There has been a tendency to see the Resident Assessment Instrument/Minimum Data Set as standing outside of the culture change movement. For years no one discussed the resident assessment process in concert with culture change, yet I viewed them as inseparable. The RAI process and MDS 3.0 is a step in the right direction, but let me begin by addressing the term “culture change.”

I don’t call this movement culture change and never have seen it that way, because how do we know what to change about the culture if we haven’t talked with the residents to identify their preferences? In nursing we have always done this through the nursing assessment process and individualized care planning. Thus, I have always felt this movement had it a little backwards in discussing culture without starting with resident “voice and choice” and assessment.\

Using the presence of dining programs, neighborhoods and consistent assignment as the measure of an organization’s evolution toward culture change seems odd when by definition these interventions are based on someone’s assumption about what residents wanted as opposed to what they indicated they wanted through individualized care planning. An example of this comes to mind from my prior life.

As a director of nursing, the ADON and I once decided it would be “less institutional” to wear colored uniforms and not wear nursing caps. This was at a time when nurses had just started wearing uniforms that were not white (wahoo!). It came to pass that the residents complained that they could not tell the nurses from the rest of the staff and wanted all nurses to again wear their caps. Neither the ADON nor I had a cap, as they were not a part of our nursing programs, so we flattened medication cups and pinned them in our hair for a few days. 

My point is “less institutional” may not be a foregone conclusion. Making assumptions about residents’ preferences is dangerous business. When we simply ask residents, they surprise us more often than not. In fact, if you were to follow the culture change tenets, you might assume you were on track by wearing colored uniforms and no caps, but you might not be doing what the residents want at all. Perhaps we have evolved back to the future and it is time to put these assumptions aside and change the culture based on what residents indicate they want through the individualized assessment and care planning process.

Say it’s not true—the individualized assessment that my nursing instructors beat into my head is all it is cracked up to be in the end. We are back to the future because that individualized assessment should be the driver of changing facility operations so we address the preferences of the residents.

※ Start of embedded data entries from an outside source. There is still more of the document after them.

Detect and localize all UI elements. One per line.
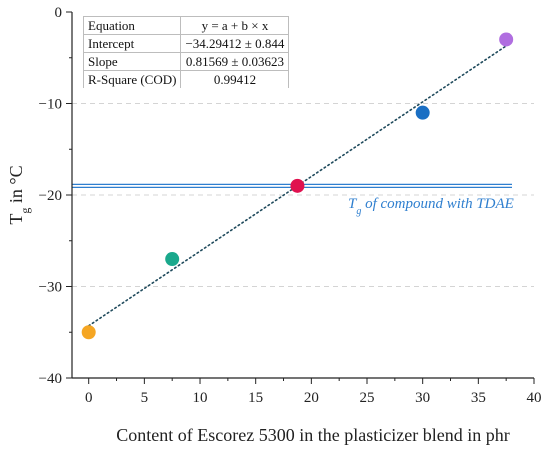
x-tick-label: 35	[471, 390, 486, 406]
x-tick-label: 0	[85, 390, 93, 406]
fit-table-key: Equation	[83, 16, 182, 35]
fit-parameters-table: Equation y = a + b × x Intercept −34.29412 …	[83, 16, 290, 88]
data-point	[415, 105, 430, 120]
fit-table-row: Slope 0.81569 ± 0.03623	[83, 52, 290, 71]
grid-lines	[72, 103, 534, 287]
fit-table-row: Equation y = a + b × x	[83, 16, 290, 35]
x-tick-label: 30	[415, 390, 430, 406]
y-tick-label: 0	[55, 5, 63, 21]
data-point	[290, 178, 305, 193]
x-axis-title: Content of Escorez 5300 in the plasticiz…	[116, 425, 509, 445]
fit-table-value: 0.81569 ± 0.03623	[180, 52, 290, 71]
y-tick-label: −20	[39, 188, 62, 204]
y-axis-title: Tg in °C	[6, 165, 32, 224]
data-point	[165, 252, 180, 267]
reference-line-label: Tg of compound with TDAE	[348, 196, 514, 217]
fit-table-row: Intercept −34.29412 ± 0.844	[83, 34, 290, 53]
fit-table-value: 0.99412	[180, 70, 290, 88]
y-tick-label: −40	[39, 371, 62, 387]
x-tick-label: 25	[360, 390, 375, 406]
fit-table-key: Slope	[83, 52, 182, 71]
data-point	[499, 32, 514, 47]
fit-table-key: R-Square (COD)	[83, 70, 182, 88]
x-tick-label: 40	[527, 390, 542, 406]
fit-table-value: y = a + b × x	[180, 16, 290, 35]
tick-labels: 0 5 10 15 20 25 30 35 40 0 −10 −20 −30 −40	[39, 5, 542, 406]
y-tick-label: −10	[39, 97, 62, 113]
x-tick-label: 20	[304, 390, 319, 406]
axes	[66, 11, 535, 384]
fit-table-row: R-Square (COD) 0.99412	[83, 70, 290, 88]
fit-table-key: Intercept	[83, 34, 182, 53]
data-point	[81, 325, 96, 340]
x-tick-label: 5	[141, 390, 149, 406]
fit-table-value: −34.29412 ± 0.844	[180, 34, 290, 53]
x-tick-label: 15	[248, 390, 263, 406]
y-tick-label: −30	[39, 280, 62, 296]
x-tick-label: 10	[193, 390, 208, 406]
data-points	[81, 32, 514, 340]
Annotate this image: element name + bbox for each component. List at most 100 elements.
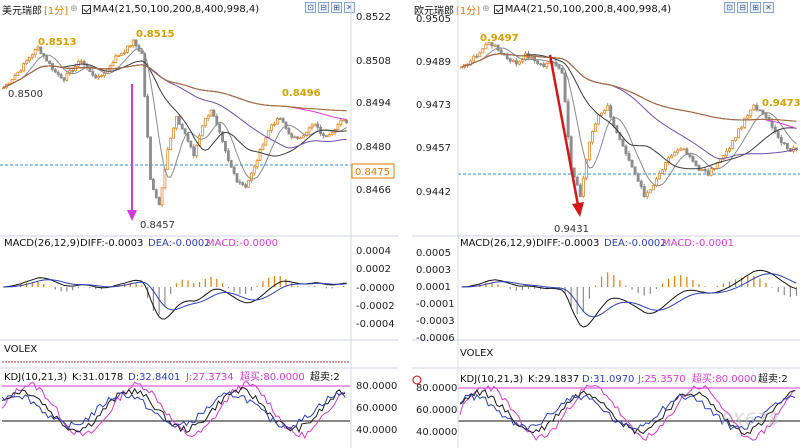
price-tick: 0.8522 [356,12,391,23]
candle-body [79,60,83,63]
candle-body [584,159,588,179]
candle-body [39,46,43,54]
macd-macd-value: MACD:-0.0001 [662,238,734,249]
restore-icon[interactable]: ⊡ [724,2,735,13]
candle-body [229,160,233,168]
candle-body [270,124,274,131]
candle-body [10,79,14,84]
maximize-icon[interactable]: ⊞ [331,2,342,13]
candle-body [169,137,173,150]
crosshair-icon[interactable]: ⊕ [70,4,78,14]
pane-divider[interactable] [398,0,412,448]
candle-body [53,69,57,73]
minimize-icon[interactable]: ⊟ [737,2,748,13]
ma-toggle-checkbox[interactable] [493,4,503,14]
candle-body [221,131,224,142]
candle-body [255,160,259,168]
price-tick: 0.9442 [416,187,451,198]
macd-dea-line [461,273,797,318]
eurchf-price-svg[interactable]: 0.9505 0.9489 0.9473 0.9457 0.9442 0.949… [412,0,800,448]
candle-body [258,149,262,161]
candle-body [676,149,680,153]
price-tick: 0.8508 [356,56,391,67]
symbol-label[interactable]: 欧元瑞郎 [414,5,454,17]
macd-diff-value: DIFF:-0.0003 [80,238,143,249]
candles-group [460,41,798,199]
candle-body [734,137,738,141]
candle-body [244,184,248,188]
kdj-lines-group [1,381,346,440]
trend-arrow-head [572,202,584,217]
candle-body [13,75,17,80]
candle-body [301,135,305,139]
macd-tick: -0.0004 [356,319,395,330]
macd-dea-line [3,279,347,311]
restore-icon[interactable]: ⊡ [305,2,316,13]
candle-body [293,136,297,139]
candle-body [667,157,671,163]
ma-line-fast [461,47,797,187]
candle-body [149,136,152,180]
maximize-icon[interactable]: ⊞ [750,2,761,13]
window-buttons: ⊡ ⊟ ⊞ ✕ [724,2,774,13]
candle-body [496,44,500,51]
eurchf-chart-pane[interactable]: 欧元瑞郎 [1分] ⊕ MA4(21,50,100,200,8,400,998,… [412,0,800,448]
ma-parameters-label[interactable]: MA4(21,50,100,200,8,400,998,4) [92,3,260,15]
candle-body [624,145,628,155]
candle-body [706,170,710,176]
candle-body [192,146,196,156]
candle-body [200,125,204,137]
kdj-k-value: K:29.1837 [528,374,579,385]
close-icon[interactable]: ✕ [763,2,774,13]
price-tick: 0.9505 [416,14,451,25]
candle-body [175,116,178,129]
candle-body [88,67,92,73]
macd-histogram-group [3,275,347,320]
candle-body [782,142,786,145]
period-label[interactable]: [1分] [456,5,481,17]
crosshair-icon[interactable]: ⊕ [482,4,490,14]
period-label[interactable]: [1分] [44,5,69,17]
candle-body [575,176,579,186]
candle-body [639,180,643,187]
candle-body [22,63,26,72]
candle-body [330,132,334,136]
kdj-tick: 40.0000 [416,427,457,438]
candle-body [740,126,744,130]
minimize-icon[interactable]: ⊟ [318,2,329,13]
candle-body [134,39,138,47]
symbol-label[interactable]: 美元瑞郎 [2,5,42,17]
candle-body [30,54,34,58]
candle-body [785,142,789,150]
kdj-k-line [459,389,796,436]
close-icon[interactable]: ✕ [344,2,355,13]
ma-parameters-label[interactable]: MA4(21,50,100,200,8,400,998,4) [504,3,672,15]
candle-body [743,117,747,128]
usdchf-chart-pane[interactable]: 美元瑞郎 [1分] ⊕ MA4(21,50,100,200,8,400,998,… [0,0,398,448]
candle-body [478,52,482,57]
candle-body [241,182,245,186]
candle-body [603,110,607,114]
candle-body [316,123,320,128]
candle-body [530,57,534,59]
macd-tick: 0.0001 [416,282,451,293]
candle-body [499,49,503,55]
usdchf-price-svg[interactable]: 0.8522 0.8508 0.8494 0.8480 0.8466 0.847… [0,0,398,448]
candle-body [606,105,610,111]
macd-label: MACD(26,12,9) [4,238,80,249]
candle-body [651,185,655,191]
ma-toggle-checkbox[interactable] [81,4,91,14]
candle-body [281,118,285,123]
trend-arrow-head [127,210,137,221]
candle-body [25,60,28,65]
kdj-options-icon[interactable] [412,375,422,385]
macd-histogram-group [461,269,798,328]
candle-body [621,139,625,147]
candle-body [16,71,20,77]
candle-body [120,53,124,56]
kdj-j-value: J:25.3570 [637,374,686,385]
candle-body [664,162,668,171]
candle-body [654,178,658,186]
candle-body [636,173,640,182]
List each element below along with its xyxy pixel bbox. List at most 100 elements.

I recently developed a model of the “Cycle of High-Quality Life and Care” (see figure above), with the RAI/MDS process and resident voice/preferences at the center of the model, as the driver of facility operations. As you can see, this model assumes that high-quality outcomes will not happen without the right mix of staff competencies and the right knowledge skills and attitudes. Having that unique skills-set to build rapport with a resident so you are able to get clear direction from him or her in terms of preferences and choices is the core of our work as nurses and at the center of our core values.

This unique quality combined with expert assessment skills is the key to maneuvering that minefield between honoring a resident’s preferences and choices, physical assessment issues (nursing and medical needs), standards of practice, regulatory oversight and the highly litigious society we live in. It is time to recognize that nurses bring this unique knowledge to resident care, combined with an understanding of how to drive the residents’ preferences—and needs—while performing nursing and medical duties in a way that honors each resident’s preferences and choices.

So this National Nurses Day, celebrate your mission as a nurse by ensuring that the rights of residents who reside in nursing homes are protected. Do this through your unique skill sets as a nurse. Conduct expert nursing assessments that drive an understanding of what the resident wants most in terms of quality of life, balanced with quality of care throughout your community. After all, nursing assessment has always been about resident voice and choice.